Intrinsic Controls on the Range of Volumes, Morphologies, and Dimensions of Submarine Lobes

Amandine Prelat1; Jake Covault2; David Hodgson1; Andrea Fildani2; Stephen Flint1

(1) University of Liverpool, Liverpool, United Kingdom.

(2) Chevron ETC, San Ramon, CA.

Across many basins and continental margins, terminal lobes, deposited by turbidity currents in deep-water distributive settings, represent the final site of sediment deposition. As such, lobes are a near complete but cryptic record of climatic, eustatic and tectonic conditions. Based on exceptionally large exposures and high-resolution seismic datasets, lobe dimensions and lobe volumes have been assessed and compared between six different systems: 1) the exhumed Permian Fan 3 lobe complex of the Tanqua Karoo, South Africa; 2) the modern Amazon fan channel-mouth lobe complex, offshore Brazil; 3) a portion of the modern distal Zaïre fan, offshore Angola / Congo; 4) a Pleistocene fan of the Kutai basin, subsurface offshore Indonesia; 5) the modern Golo system, offshore east Corsica, France; and 6) a shallow subsurface lobe complex , offshore Nigeria.

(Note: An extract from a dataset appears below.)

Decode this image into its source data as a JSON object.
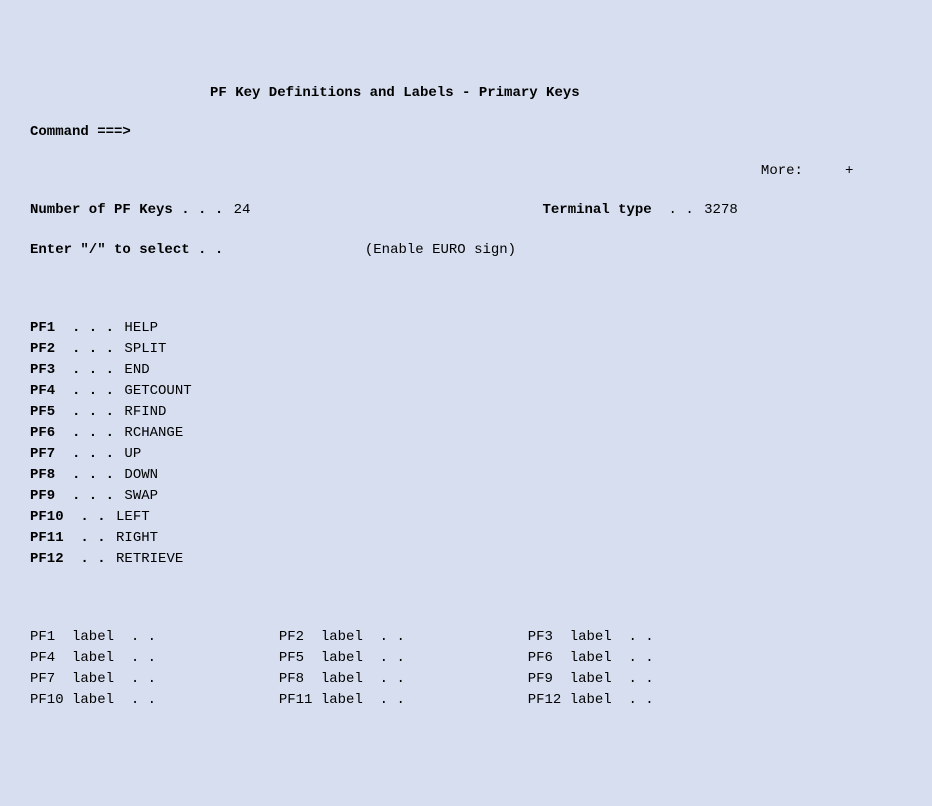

These six systems have different source-to-sink configurations, sediment supply characteristics, tectonic settings, (palaeo) latitude, and delivery systems. Despite these differences, the lobe deposits share similar geometric and dimensional characteristics. Lobes are grouped into two distinct populations of geometries that can be related to basin-floor topography. The first population corresponds to areally extensive but thin lobes (average width 14 km × length 35 km × thickness 12 m) that were deposited onto low relief basin floor areas, like the Tanqua Karoo, the Amazon and the Zaïre systems. The second population corresponds to areally smaller but thicker lobes (average width 5 km × length 8 km × thickness 30 m) that were deposited into settings with higher amplitude of relief, like in the Corsican trough, the Kutai basin, and offshore Nigeria. The two populations of lobes, however, share similar volumes (a narrow range around 1 or 2 km3), which suggests that there is a limit to the total volume of sediment that composes individual lobes before they shift to a new locus of deposition. Two explanations can account for the similarity in lobe volumes deposited in very different systems: a similar amount of sediment reaching the basin floor or a tendency for flow to preferentially deposit in depositional lows.